WASHINGTON -- The American Bankers Association is close to winning support from key consumer groups for legislation permitting banks to sell insurance nationwide.
In return, the ABA would agree to the inclusion of several consumer safeguards.
The negotiations involve three giant consumer groups: the American Association of Retired Persons, the Consumer Federation of America, and the National Insurance Consumer Organization.
The parties hope to wrap up the negotiations by Labor Day, intending to have compromise legislation ready for Congress to consider next year, said Philip Corwin, who deals with consumer banking issues for the ABA.
Linkage to CRA Compliance
Mr. Corwin said it will be difficult for likely opponents -- such as insurance agents, who have battled to keep banks out of their business - to "to attack [the accord] on the basis of it not protecting consumers."

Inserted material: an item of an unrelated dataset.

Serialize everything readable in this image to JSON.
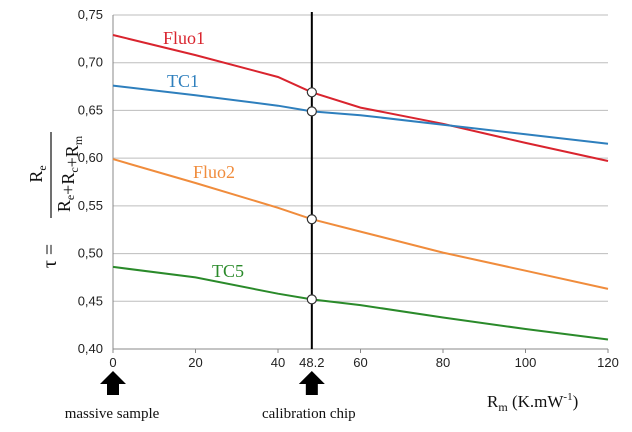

Any bank in the 50 states and the District of Columbia would be able to sell, but not underwrite, all types of insurance - but only if it scored one of the two highest grades for Community Reinvestment Act compliance. Banks would have to disclose the underwrite of their policies, how much of the premium compensates the bank agent, and quality ratings like those provided by A.M. Best & Co.
Paul Equale, chief Washington lobbyist for the Independent Insurance Agents of America, downplayed the talks.
"We're watching with interest, but we're not going to rush to the alarm bells on this," he said.
The IIAA joined other agent groups in negotiations with a group of major regional banks. Those efforts produced an agreement on legislation that would permit interstate branching in return for some restrictions on bank insurance brokerage.
The ABA's effort to win over consumer group was reported Monday in Bank Letter, a trade publication. Early reaction from the industry was mixed.
"I think it's good idea," said Joe Belew, president of the Consumer Bankers Association. "We have been talking about similar ideas for the past year or two."
But Steve Verdier, a senior lobbyist for the Independent Bankers Association of America, warned that the ABA might be courting the same kind of legislative disaster that befell the industry last year with the Federal Deposit Insurance Corporation Improvement Act.
The 1991 bill had early and broad industry support but was gradually stripped of new bank powers and weighted down with provisions that bankers said resulted in a significant increase in their regulatory burden.
"I wonder if the banking industry might not be better off it it quit going to Congress for the powers that states seem willing to provide for us," Mr. Verdier said. Legislatures in a number of states have authorized bank insurance activity.
Kent Brunette, a lobbyist for the AARP, which endorsed some of the IBAA's legislative agenda last year, suggested that the insurance initiative "would be considered as part of a broader package." Then the senior citizens lobby would try to attach measures requiring banks to cash government checks and offer basic transaction accounts to low-income persons, he said.